Und das tat man auch, etwa beim Ausbau des Verleihgeschäfts in Urlaubsdestinationen, mittlerweile ein Hauptstandbein aller Sportartikelhändler, wie auch Nendwich analysiert: „Ein Lichtblick ist der touristische Sporthandel, der nach einer sehr guten Sommersaison nun mit einem ebensoguten Winter rechnet.“
Darüber hinaus expandiert Koll im Webshop und vernetzt die Vertriebsschienen off- wie online. Die Zentrale modelt er zu einem immer stärkeren Dienstleister um, der für die Mitglieder so gut wie alles abwickelt, von der Sortimentsentwicklung, über Buchhaltung, Kreditversicherung bis zum Warenwirtschaftssystem – der Unterschied zu einem echten Filialisten wird immer kleiner: „Wir gehen weg von einer klassischen Genossenschaft hin zu einem smart vertikalisierten Filialbetrieb. So gebündelt können wir die Zugkraft unserer Dachmarke viel besser auf die Straße bringen.“
Die Stores sind top gestaltet und mittlerweile europaweite Benchmark, die Kundenfrequenz steigt, die Bon-Summen auch, die Händler verdienen mehr. Der Gesamtumsatz der Gruppe stieg im Geschäftsjahr 2024/25 um 1,7 Prozent auf rund 670 Millionen Euro (800 Millionen mit dem Auslandsgeschäft in Tschechien, in Ungarn und in der Slowakei). Inflationsbereinigt zwar nicht berauschend, aber weit besser als die minus 4,9 Prozent der gesamten Branche.
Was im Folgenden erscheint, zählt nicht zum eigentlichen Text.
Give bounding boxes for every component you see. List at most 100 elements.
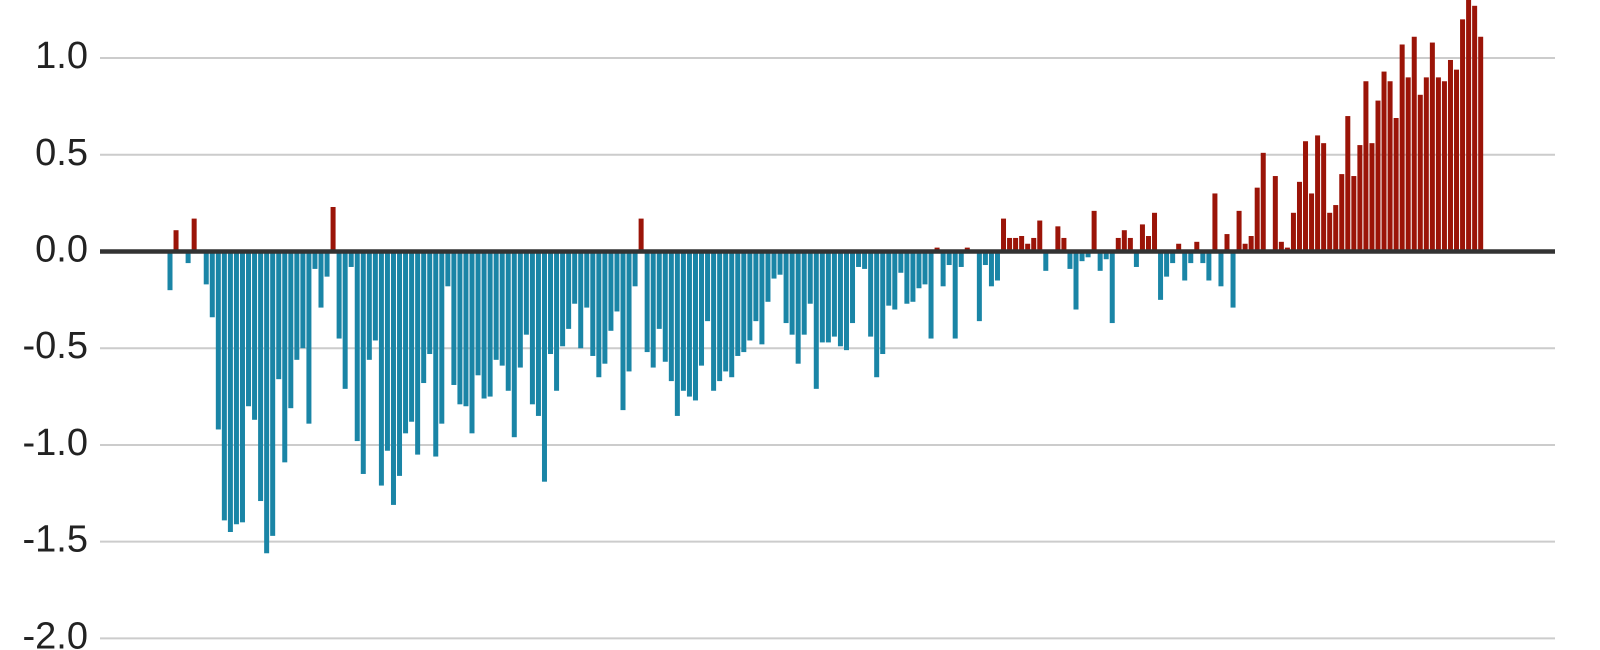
bar xyxy=(1296,181,1302,252)
bar xyxy=(632,251,638,287)
bar xyxy=(1309,193,1315,252)
bar xyxy=(469,251,475,434)
bar xyxy=(264,251,270,554)
bar xyxy=(1363,81,1369,252)
bar xyxy=(898,251,904,273)
bar xyxy=(1254,187,1260,252)
bar xyxy=(1393,118,1399,252)
bar xyxy=(233,251,239,525)
bar xyxy=(1260,152,1266,252)
bar xyxy=(626,251,632,372)
bar xyxy=(276,251,282,380)
bar xyxy=(1454,69,1460,252)
bar xyxy=(850,251,856,324)
bar xyxy=(843,251,849,351)
bar xyxy=(372,251,378,341)
bar xyxy=(1001,218,1007,252)
bar xyxy=(1031,237,1037,252)
bar xyxy=(1339,174,1345,252)
bar xyxy=(1321,143,1327,252)
bar xyxy=(294,251,300,360)
bar xyxy=(1158,251,1164,300)
bar xyxy=(952,251,958,339)
bar xyxy=(680,251,686,391)
bar xyxy=(354,251,360,442)
y-tick-label: -1.5 xyxy=(23,519,88,561)
bar xyxy=(717,251,723,382)
bar xyxy=(397,251,403,476)
bar xyxy=(541,251,547,482)
bar xyxy=(1429,42,1435,252)
bar xyxy=(892,251,898,310)
bar xyxy=(1351,176,1357,252)
bar xyxy=(421,251,427,384)
bar xyxy=(1164,251,1170,277)
bar xyxy=(994,251,1000,281)
bar xyxy=(1248,236,1254,252)
bar xyxy=(409,251,415,422)
bar xyxy=(789,251,795,335)
bar xyxy=(874,251,880,378)
bar xyxy=(1079,251,1085,262)
bar xyxy=(1315,135,1321,252)
bar xyxy=(662,251,668,362)
bar xyxy=(1025,243,1031,252)
bar xyxy=(1206,251,1212,281)
bar xyxy=(246,251,252,407)
bar xyxy=(499,251,505,366)
bar xyxy=(1055,226,1061,252)
bar xyxy=(1369,143,1375,252)
bar xyxy=(535,251,541,416)
bar xyxy=(493,251,499,360)
bar xyxy=(173,230,179,252)
bar xyxy=(1405,77,1411,252)
bar xyxy=(566,251,572,329)
y-tick-label: 0.5 xyxy=(35,132,88,174)
bar xyxy=(1441,81,1447,252)
bar xyxy=(674,251,680,416)
bar xyxy=(360,251,366,474)
bar xyxy=(1236,210,1242,252)
bar xyxy=(1272,176,1278,252)
bar xyxy=(711,251,717,391)
bar xyxy=(813,251,819,389)
bar xyxy=(1182,251,1188,281)
bar xyxy=(837,251,843,347)
bar xyxy=(1019,236,1025,252)
bar xyxy=(548,251,554,355)
bar xyxy=(692,251,698,401)
bar xyxy=(511,251,517,438)
bar xyxy=(807,251,813,304)
bar xyxy=(312,251,318,269)
bar xyxy=(209,251,215,318)
bar xyxy=(445,251,451,287)
bar xyxy=(940,251,946,287)
bar xyxy=(1303,141,1309,252)
bar xyxy=(1387,81,1393,252)
bar xyxy=(457,251,463,405)
bar xyxy=(330,206,336,252)
bar xyxy=(723,251,729,372)
bar xyxy=(1109,251,1115,324)
bar xyxy=(167,251,173,291)
bar xyxy=(825,251,831,343)
bar xyxy=(1333,205,1339,252)
bar xyxy=(306,251,312,424)
bar xyxy=(185,251,191,264)
bar xyxy=(517,251,523,368)
bar xyxy=(203,251,209,285)
bar xyxy=(439,251,445,424)
bar xyxy=(324,251,330,277)
bar xyxy=(451,251,457,385)
bar xyxy=(668,251,674,382)
bar xyxy=(1435,77,1441,252)
bar xyxy=(505,251,511,391)
bar xyxy=(699,251,705,366)
bar xyxy=(910,251,916,302)
bar xyxy=(227,251,233,532)
bar xyxy=(868,251,874,337)
bar xyxy=(1067,251,1073,269)
bar xyxy=(560,251,566,347)
bar xyxy=(705,251,711,322)
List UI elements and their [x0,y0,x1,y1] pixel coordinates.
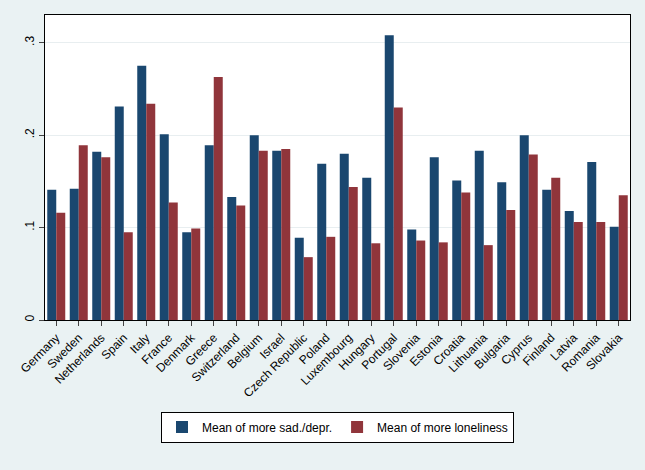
svg-text:Latvia: Latvia [548,331,581,364]
svg-text:Denmark: Denmark [153,330,198,375]
svg-text:Poland: Poland [296,331,332,367]
svg-text:Czech Republic: Czech Republic [241,331,310,400]
svg-text:Spain: Spain [99,331,131,363]
svg-text:Germany: Germany [18,331,63,376]
svg-text:Mean of more sad./depr.: Mean of more sad./depr. [202,421,332,435]
svg-text:Luxembourg: Luxembourg [298,331,355,388]
svg-text:Belgium: Belgium [225,331,266,372]
svg-text:Slovakia: Slovakia [583,331,625,373]
svg-text:Hungary: Hungary [336,331,378,373]
svg-text:.3: .3 [23,36,37,46]
svg-text:Mean of more loneliness: Mean of more loneliness [377,421,508,435]
svg-text:Portugal: Portugal [359,331,401,373]
svg-text:0: 0 [23,315,37,322]
svg-text:Greece: Greece [182,331,220,369]
svg-text:Israel: Israel [257,331,288,362]
svg-text:Italy: Italy [127,331,152,356]
svg-text:Sweden: Sweden [45,331,86,372]
svg-text:Cyprus: Cyprus [498,331,535,368]
svg-text:Netherlands: Netherlands [52,331,108,387]
svg-text:Slovenia: Slovenia [380,331,423,374]
svg-text:Romania: Romania [559,331,603,375]
svg-text:Finland: Finland [520,331,558,369]
svg-text:Croatia: Croatia [430,331,467,368]
svg-text:Estonia: Estonia [407,331,445,369]
svg-text:Lithuania: Lithuania [446,331,491,376]
svg-text:.2: .2 [23,128,37,138]
svg-text:France: France [139,331,176,368]
svg-text:Bulgaria: Bulgaria [472,331,513,372]
svg-text:.1: .1 [23,220,37,230]
svg-text:Switzerland: Switzerland [189,331,243,385]
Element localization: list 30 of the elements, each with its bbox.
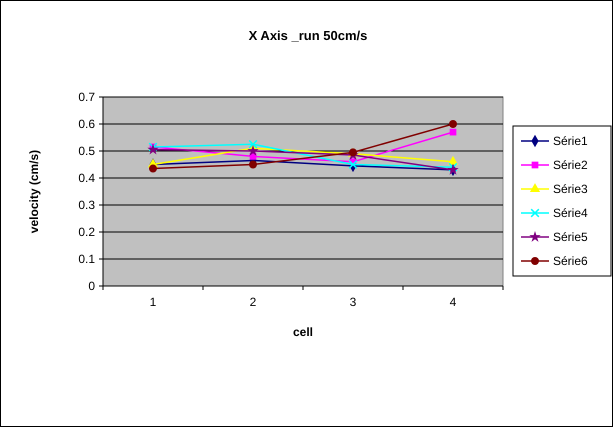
y-tick-label: 0.7 xyxy=(78,90,96,104)
point xyxy=(449,120,457,128)
chart-title: X Axis _run 50cm/s xyxy=(248,28,368,43)
legend-label: Série3 xyxy=(553,182,588,196)
y-tick-label: 0.4 xyxy=(78,171,96,185)
x-tick-label: 2 xyxy=(250,295,257,309)
y-axis-title: velocity (cm/s) xyxy=(27,150,41,234)
x-tick-label: 3 xyxy=(350,295,357,309)
legend-label: Série6 xyxy=(553,254,588,268)
y-tick-label: 0.2 xyxy=(78,225,96,239)
x-tick-label: 4 xyxy=(450,295,457,309)
point xyxy=(348,160,358,170)
point xyxy=(448,162,458,172)
x-tick-label: 1 xyxy=(150,295,157,309)
y-tick-label: 0.3 xyxy=(78,198,96,212)
legend-label: Série1 xyxy=(553,134,588,148)
point xyxy=(248,140,258,149)
y-tick-label: 0.6 xyxy=(78,117,96,131)
point xyxy=(249,160,257,168)
y-tick-label: 0 xyxy=(88,279,96,293)
y-tick-label: 0.1 xyxy=(78,252,96,266)
point xyxy=(147,144,159,154)
x-axis-title: cell xyxy=(292,325,314,339)
point xyxy=(247,145,259,156)
point xyxy=(149,164,157,173)
legend-label: Série4 xyxy=(553,206,588,220)
legend-label: Série5 xyxy=(553,230,588,244)
point xyxy=(450,128,456,136)
legend-label: Série2 xyxy=(553,158,588,172)
y-tick-label: 0.5 xyxy=(78,144,96,158)
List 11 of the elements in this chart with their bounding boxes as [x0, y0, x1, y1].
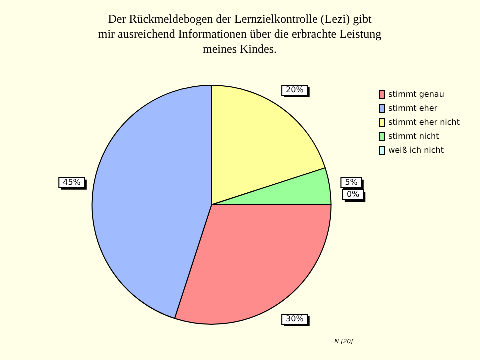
legend-label: stimmt eher: [388, 104, 438, 114]
data-label: 30%: [286, 314, 304, 324]
legend-label: weiß ich nicht: [388, 146, 444, 156]
legend-label: stimmt nicht: [388, 132, 440, 142]
data-label: 45%: [63, 178, 82, 187]
legend-label: stimmt eher nicht: [388, 118, 460, 128]
data-label: 20%: [286, 86, 304, 95]
chart-title: Der Rückmeldebogen der Lernzielkontrolle (Lezi) gibt mir ausreichend Informationen über die erbrachte Leistung meines Kindes.: [97, 11, 383, 58]
legend-label: stimmt genau: [388, 90, 444, 100]
text: 0%: [346, 190, 360, 200]
data-label: 5%: [345, 178, 358, 187]
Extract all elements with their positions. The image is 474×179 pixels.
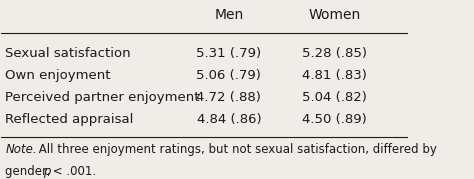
Text: 5.31 (.79): 5.31 (.79) <box>196 47 262 60</box>
Text: Own enjoyment: Own enjoyment <box>5 69 111 82</box>
Text: 4.81 (.83): 4.81 (.83) <box>302 69 367 82</box>
Text: Perceived partner enjoyment: Perceived partner enjoyment <box>5 91 200 104</box>
Text: Sexual satisfaction: Sexual satisfaction <box>5 47 131 60</box>
Text: All three enjoyment ratings, but not sexual satisfaction, differed by: All three enjoyment ratings, but not sex… <box>35 143 437 156</box>
Text: < .001.: < .001. <box>49 165 96 178</box>
Text: 5.28 (.85): 5.28 (.85) <box>302 47 367 60</box>
Text: gender,: gender, <box>5 165 55 178</box>
Text: p: p <box>43 165 50 178</box>
Text: Note.: Note. <box>5 143 37 156</box>
Text: Men: Men <box>214 8 244 22</box>
Text: 5.06 (.79): 5.06 (.79) <box>196 69 261 82</box>
Text: 4.72 (.88): 4.72 (.88) <box>196 91 261 104</box>
Text: 4.50 (.89): 4.50 (.89) <box>302 113 367 126</box>
Text: 4.84 (.86): 4.84 (.86) <box>197 113 261 126</box>
Text: Women: Women <box>309 8 361 22</box>
Text: Reflected appraisal: Reflected appraisal <box>5 113 134 126</box>
Text: 5.04 (.82): 5.04 (.82) <box>302 91 367 104</box>
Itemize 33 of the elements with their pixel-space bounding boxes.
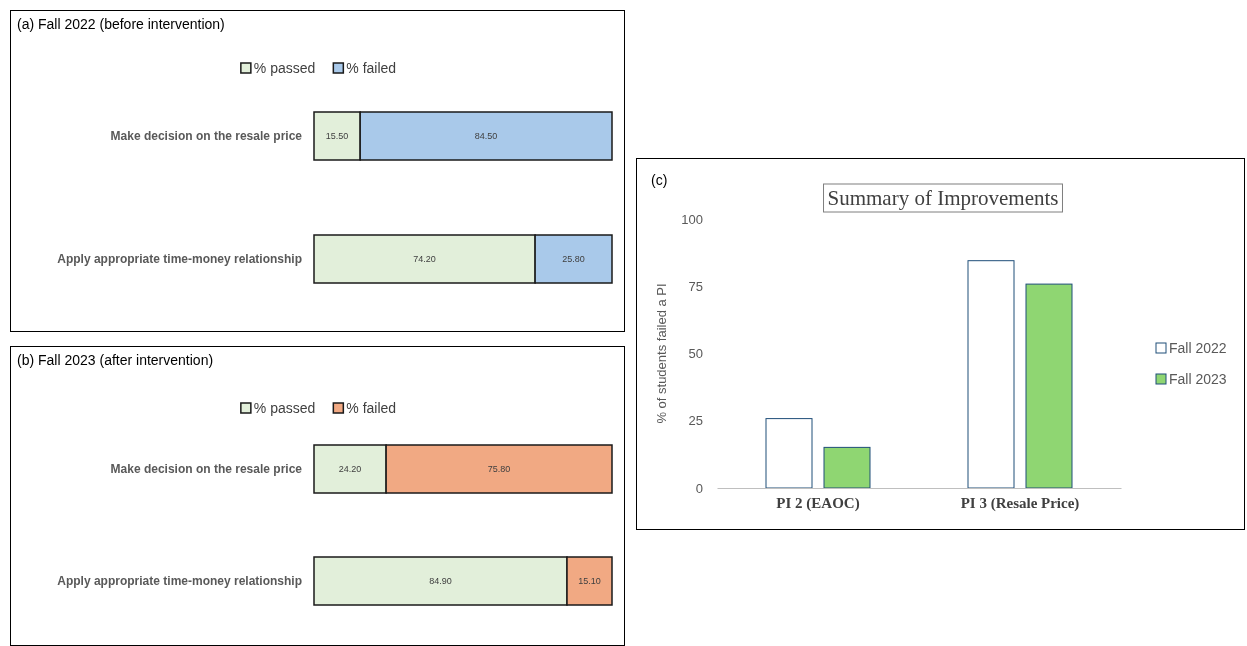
bar bbox=[823, 446, 871, 489]
data-label: 75.80 bbox=[487, 464, 511, 474]
legend-label: % passed bbox=[253, 400, 316, 416]
data-label: 84.90 bbox=[429, 576, 452, 586]
legend-label: % passed bbox=[253, 60, 316, 76]
text: (a) Fall 2022 (before intervention) bbox=[17, 16, 225, 32]
y-tick-label: 0 bbox=[695, 480, 703, 496]
bar bbox=[1025, 283, 1073, 489]
x-tick-label: PI 2 (EAOC) bbox=[776, 494, 860, 512]
data-label: 15.50 bbox=[325, 131, 349, 141]
data-label: 24.20 bbox=[338, 464, 362, 474]
y-tick-label: 50 bbox=[688, 346, 703, 362]
y-axis-title: % of students failed a PI bbox=[654, 283, 669, 424]
text: (b) Fall 2023 (after intervention) bbox=[17, 352, 214, 368]
y-tick-label: Make decision on the resale price bbox=[110, 129, 303, 143]
data-label: 25.80 bbox=[562, 254, 585, 264]
bar bbox=[967, 260, 1015, 489]
data-label: 15.10 bbox=[578, 576, 601, 586]
x-tick-label: PI 3 (Resale Price) bbox=[960, 494, 1080, 512]
bar bbox=[765, 418, 813, 489]
y-tick-label: 25 bbox=[688, 413, 703, 429]
y-tick-label: Apply appropriate time-money relationship bbox=[57, 574, 302, 588]
legend-label: % failed bbox=[346, 400, 397, 416]
y-tick-label: 75 bbox=[688, 278, 703, 294]
legend-label: % failed bbox=[346, 60, 397, 76]
y-tick-label: Make decision on the resale price bbox=[110, 462, 303, 476]
data-label: 74.20 bbox=[413, 254, 436, 264]
data-label: 84.50 bbox=[474, 131, 498, 141]
legend-label: Fall 2023 bbox=[1169, 371, 1227, 387]
y-tick-label: 100 bbox=[681, 211, 703, 227]
y-tick-label: Apply appropriate time-money relationship bbox=[57, 252, 302, 266]
text: (c) bbox=[651, 172, 668, 188]
legend-label: Fall 2022 bbox=[1169, 340, 1227, 356]
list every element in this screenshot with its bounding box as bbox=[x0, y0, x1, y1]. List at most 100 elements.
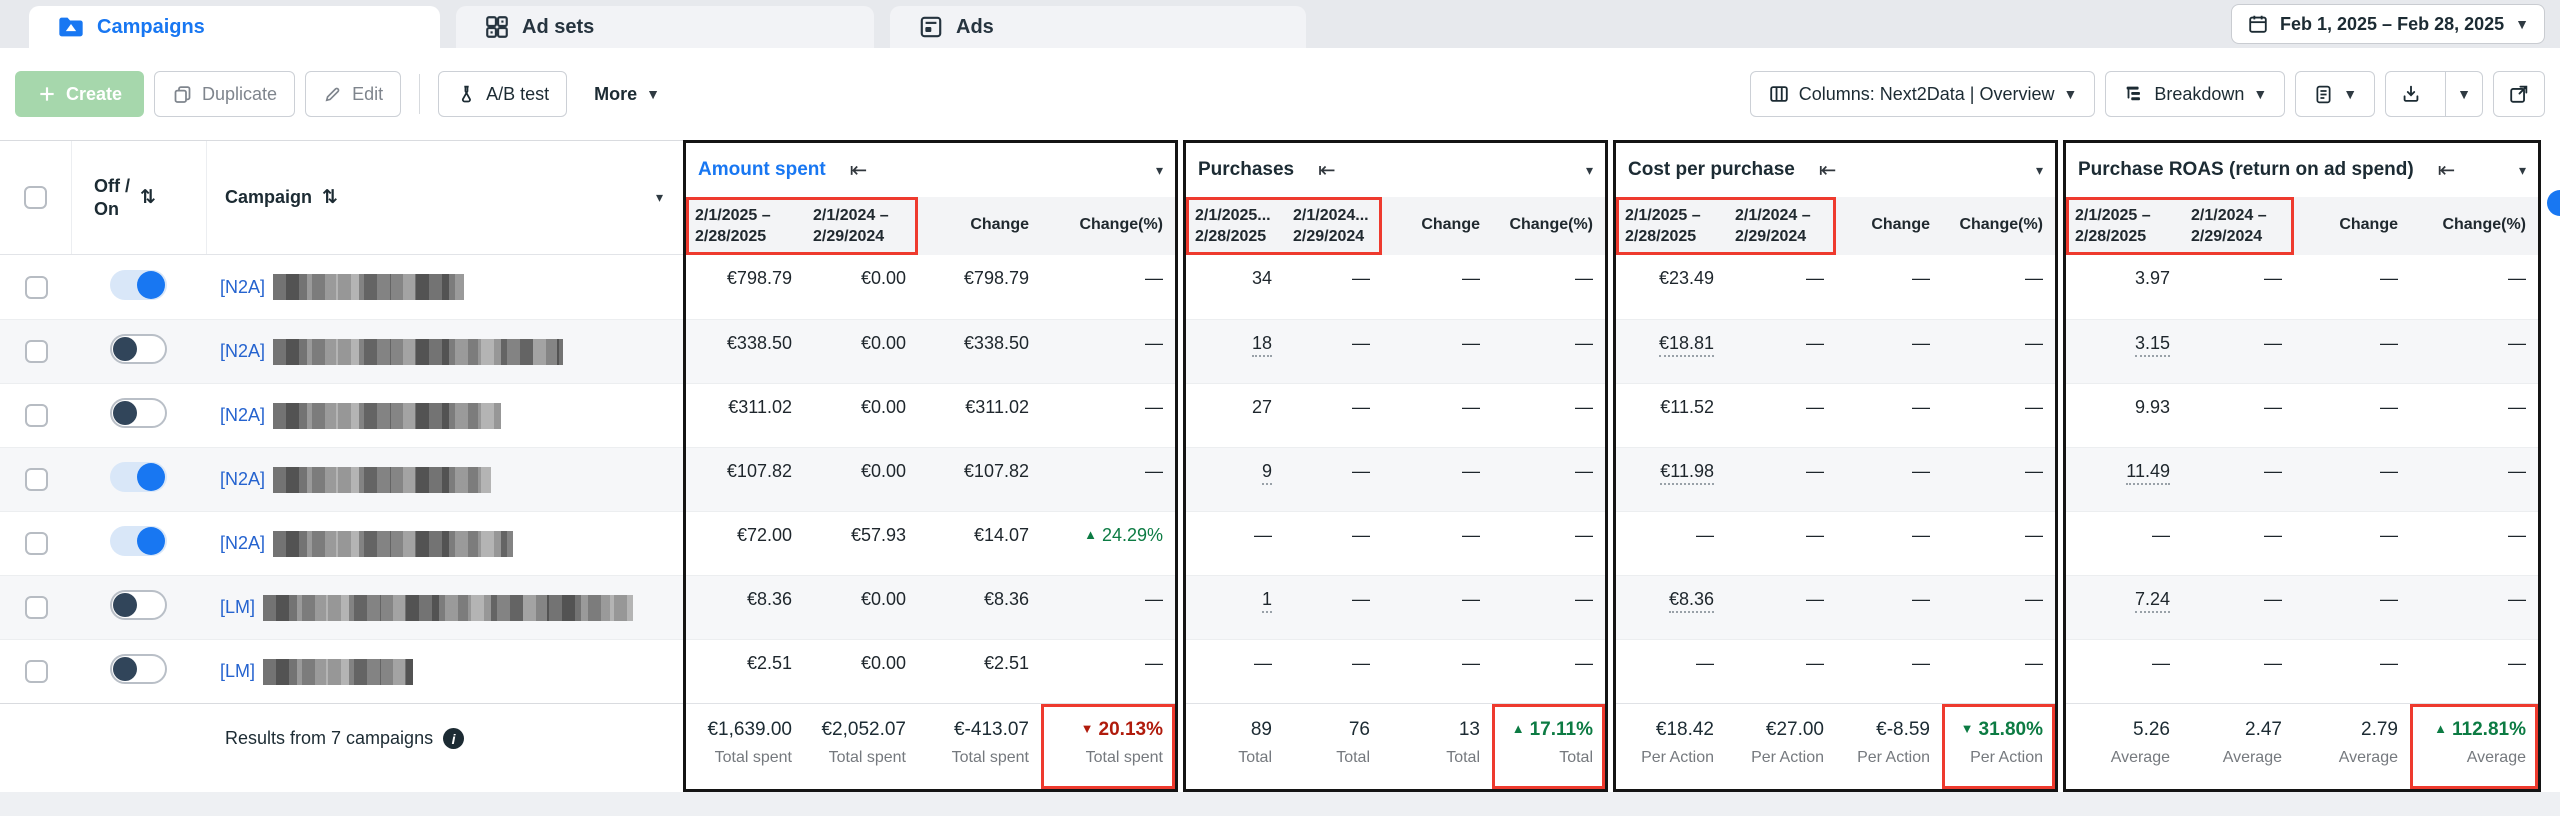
row-checkbox[interactable] bbox=[25, 596, 48, 619]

Intersport baut Partnerschaften aus
Kolls nächste Schritte führen in die weite Welt, etwa mit dem Ausbau der Eigenmarken, die der neue Chef von Intersport-International, Tom Foley, wieder stärker in China fertigen lassen will. Oder in die Regionen – mit einer teils digitalen Verstärkung im breitenwirksamen Vereinssport.
So hat man erst vor wenigen Tagen eine Kooperation mit dem Skisportverband ÖSV bekannt gegeben. Intersport tritt als Kopfsponsor der Trainer- und Serviceteams auf und wird neben den Pisten und im Technikbereichen ab dieser Weltccupsaison omnipräsent sein.
Für den Österreichischen Fußballverband ÖSV übernahm Intersport die Betreuung des Online-Fanshops der Fußball-Nationalmannschaft samt Merchandising. Fallweise gehen die Zugriffe im Webshop in die Millionen, erklärt ÖSV-Sprecherin Iris Stöckelmayer: „So eine Bestellinfrastruktur beherrscht ein Händler wie Intersport natürlich perfekt – wir sind ja nur ein Fußballverein.“ Und genau so eine Kooperation soll auch mit dem Handballverband (ÖHV) ins Leben gerufen werden.
Für die vielen kleineren Sportvereine in Österreich wiederum wird es bald eine eigene Intersport-Vereinsplattform geben, wo Sportler, Fans oder Funktionäre in Sportartikeln oder bei Trainingsbedarf gustieren und bestellen können. Vorbei die Zeiten, als Markenvertreter mit Musterkoffern in den Vereinslokalen vorstellig wurden. Und wenn man schon im Internet ist, kann man da auch gleich eine neue Gebrauchtwarenplattform aufbauen, die Ski oder Fahrräder aus dem Verleih zu guten Konditionen am Interessenten bringt, so Kolls Plan.
Dass die neuen Offensiven digital ablaufen, ist natürlich kein Zufall. Aus dem eigens erstellten Sportreport weiß man, dass ohne elektronische Gerätschaften wie Apps, Wearables oder Social Media ein Drittel der Österreicher ihre Sportausübung deutlich reduzieren würde. Das kann kein Unternehmen zulassen, das von der Sportbegeisterung lebt. Koll: „Wir wollen Sportler wirklich unterstützen. Und das ist keine leichte Übung.“
Der Artikel ist im trend.PREMIUM vom 7. November 2025 erschienen.